= James Beebe =

James Beebe (1717–1785), Reverend, presided over the Unity Parish at North Stratford, now Trumbull, Connecticut, between 1747 and 1785. He was an Army Preacher in the French and Indian War and a patriot.

==Biography==
Beebe was born in Danbury, Connecticut, in 1717, the son of one of the town founders. He studied theology at Yale University in New Haven, Connecticut.
Beebe married Ruth Curtiss, the daughter of Ephraim and Elizabeth (Stiles) Curtiss, in 1749 and they raised five daughters and two sons; the youngest son, David Lewis Beebe, graduated from Yale College in 1785 and followed in his father's profession.

Besides his pastoral duties, Mr. Beebe also managed a large farm, was part owner of the local grist and sawmills and he owned slaves. One slave in particular was Peg, the wife of free slave Nero Hawley. Since Beebe owned Peg, he owned all of her children too, who were subsequently emancipated by their father after Beebe's death. Beebe died in office on September 8, 1785, in his 68th year. His wife Ruth died on July 29, 1818, at the age of 94.

Beebe's gravestone at the Unity Burial Ground reads:

This Monument was erected by the Church & Society of North Stratford out of respect to the memory of Rev. James Beebe A.M. who departed this life Sept. 8, 1785, in the 68th year of his age. He was ordained to the work of the ministry over said Church & Society May 6, 1747. And continued therein a faithful pastor 38 years.

==Ministry==
In the fall of 1746, the Fairfield East Association of Ministers contacted the Church at the Unity Parish in Trumbull and advised them that Reverend Beebe was ready to become the minister at their parish. Beebe was ordained and installed at Unity Parish in May 1747. Beebe had his work cut out for him though, as the church had become scattered in 1744 by the conversion to Episcopacy by the last pastor, Reverend Richardson Miner. Under Beebe's leadership, 167 parishioners were added to the Unity Church rolls. Reverend Beebe's ministry in Trumbull lasted for 38 years until he died in office on September 8, 1785, in his 68th year.

==Military service==
Beebe served as an Army Chaplain in the 3rd Regiment raised in the Colony of Connecticut in March 1760 during the French & Indian War. Beebe was a Patriot, and served in the local militia for eight months in 1776 during the American Revolution. His eldest son James, was a Captain in the Continental Army and wintered with George Washington at the Valley Forge winter encampment.

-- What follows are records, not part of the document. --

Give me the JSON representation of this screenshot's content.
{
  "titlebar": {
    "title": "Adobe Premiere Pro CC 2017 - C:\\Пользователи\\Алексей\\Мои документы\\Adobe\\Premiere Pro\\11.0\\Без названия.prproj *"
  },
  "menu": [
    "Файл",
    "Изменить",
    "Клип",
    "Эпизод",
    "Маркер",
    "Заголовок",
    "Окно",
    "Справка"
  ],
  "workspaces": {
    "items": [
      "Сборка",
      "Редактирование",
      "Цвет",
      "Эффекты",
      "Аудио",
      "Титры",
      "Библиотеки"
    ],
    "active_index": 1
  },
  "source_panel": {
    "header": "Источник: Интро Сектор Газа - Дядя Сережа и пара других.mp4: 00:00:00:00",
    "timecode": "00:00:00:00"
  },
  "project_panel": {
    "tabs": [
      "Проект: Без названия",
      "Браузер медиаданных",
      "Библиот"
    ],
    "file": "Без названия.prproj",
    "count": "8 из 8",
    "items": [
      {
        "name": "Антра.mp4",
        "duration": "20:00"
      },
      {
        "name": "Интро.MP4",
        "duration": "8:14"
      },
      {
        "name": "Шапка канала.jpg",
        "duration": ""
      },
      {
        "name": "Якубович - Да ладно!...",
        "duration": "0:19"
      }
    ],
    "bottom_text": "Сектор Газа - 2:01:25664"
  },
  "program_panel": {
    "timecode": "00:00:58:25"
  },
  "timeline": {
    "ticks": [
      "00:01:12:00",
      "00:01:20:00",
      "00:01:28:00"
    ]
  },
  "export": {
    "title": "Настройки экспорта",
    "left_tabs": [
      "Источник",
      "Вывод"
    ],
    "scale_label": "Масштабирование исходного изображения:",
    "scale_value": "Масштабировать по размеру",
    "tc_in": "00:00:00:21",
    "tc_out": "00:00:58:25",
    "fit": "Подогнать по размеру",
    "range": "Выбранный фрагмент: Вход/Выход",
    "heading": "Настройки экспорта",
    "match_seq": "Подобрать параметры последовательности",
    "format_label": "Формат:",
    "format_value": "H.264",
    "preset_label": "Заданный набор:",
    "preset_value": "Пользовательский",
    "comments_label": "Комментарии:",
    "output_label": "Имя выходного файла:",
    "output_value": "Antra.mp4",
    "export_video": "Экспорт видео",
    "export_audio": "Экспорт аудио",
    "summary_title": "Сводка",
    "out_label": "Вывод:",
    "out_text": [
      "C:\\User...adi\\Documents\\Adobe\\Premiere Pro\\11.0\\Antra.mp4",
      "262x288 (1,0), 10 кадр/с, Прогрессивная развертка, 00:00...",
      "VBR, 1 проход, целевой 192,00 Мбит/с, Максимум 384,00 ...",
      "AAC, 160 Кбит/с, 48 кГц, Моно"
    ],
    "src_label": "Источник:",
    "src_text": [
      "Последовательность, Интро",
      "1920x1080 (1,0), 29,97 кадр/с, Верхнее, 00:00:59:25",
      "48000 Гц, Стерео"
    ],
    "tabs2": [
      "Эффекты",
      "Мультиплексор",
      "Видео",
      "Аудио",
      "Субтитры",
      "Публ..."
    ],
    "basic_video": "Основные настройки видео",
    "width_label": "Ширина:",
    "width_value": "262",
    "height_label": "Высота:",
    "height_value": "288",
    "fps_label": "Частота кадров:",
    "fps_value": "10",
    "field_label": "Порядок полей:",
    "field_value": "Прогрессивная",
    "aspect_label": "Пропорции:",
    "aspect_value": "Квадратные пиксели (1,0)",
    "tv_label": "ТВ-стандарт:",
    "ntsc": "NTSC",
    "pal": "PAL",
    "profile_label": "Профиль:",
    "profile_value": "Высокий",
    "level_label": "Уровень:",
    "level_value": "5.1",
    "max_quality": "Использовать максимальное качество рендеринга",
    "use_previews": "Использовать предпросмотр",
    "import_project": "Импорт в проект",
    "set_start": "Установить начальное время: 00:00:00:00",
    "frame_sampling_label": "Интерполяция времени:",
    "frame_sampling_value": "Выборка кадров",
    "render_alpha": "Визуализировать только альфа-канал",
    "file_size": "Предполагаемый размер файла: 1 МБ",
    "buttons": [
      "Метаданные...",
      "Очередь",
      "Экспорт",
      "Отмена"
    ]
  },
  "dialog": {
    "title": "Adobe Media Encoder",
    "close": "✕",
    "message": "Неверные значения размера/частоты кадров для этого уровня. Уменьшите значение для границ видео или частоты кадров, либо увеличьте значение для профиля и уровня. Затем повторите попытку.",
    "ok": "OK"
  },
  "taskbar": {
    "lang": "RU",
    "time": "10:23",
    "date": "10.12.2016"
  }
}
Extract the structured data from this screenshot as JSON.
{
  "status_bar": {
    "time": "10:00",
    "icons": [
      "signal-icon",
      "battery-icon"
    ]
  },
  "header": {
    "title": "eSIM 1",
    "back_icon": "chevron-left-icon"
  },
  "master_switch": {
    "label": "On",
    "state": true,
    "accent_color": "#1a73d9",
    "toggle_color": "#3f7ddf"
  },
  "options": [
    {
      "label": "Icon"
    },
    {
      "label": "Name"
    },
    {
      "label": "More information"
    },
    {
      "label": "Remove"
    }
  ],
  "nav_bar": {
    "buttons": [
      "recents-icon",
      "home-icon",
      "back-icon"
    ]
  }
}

Beebe was a staunch supporter of the Revolution. One night he organized a public meeting at his house to talk about the Revolution. While he was addressing the people, gunfire was heard and fires were seen in the distance as if the British were coming. Beebe suspected this was a trick. So, he sent a small party by a back road to check it out and to cut off the retreat of this scouting party. They captured the culprits, who turned out to be young men from the town who had burned some cornstalks and were playing a joke on the people at the meeting to test their patriotism.

==A Great Jubilee Day==

Reverend Beebe organized A Great Jubilee Day on Monday May 26, 1783, in North Stratford, now Trumbull, commemorating the end of fighting in the American Revolutionary War. This celebration included feasting, prayer, speeches, toasts, and two companies of the North Stratford militia performing maneuvers with cannon discharges and was one of the first documented celebrations following the War for Independence and continued as Decoration Day and today as Memorial Day with prayer services and a parade. in May 1783 to commemorate the end of fighting in the American Revolution. The celebration included feasting, prayer, speeches, toasts, and two companies of North Stratford militia performing maneuvers with cannon discharges and was one of the first documented celebrations following the war.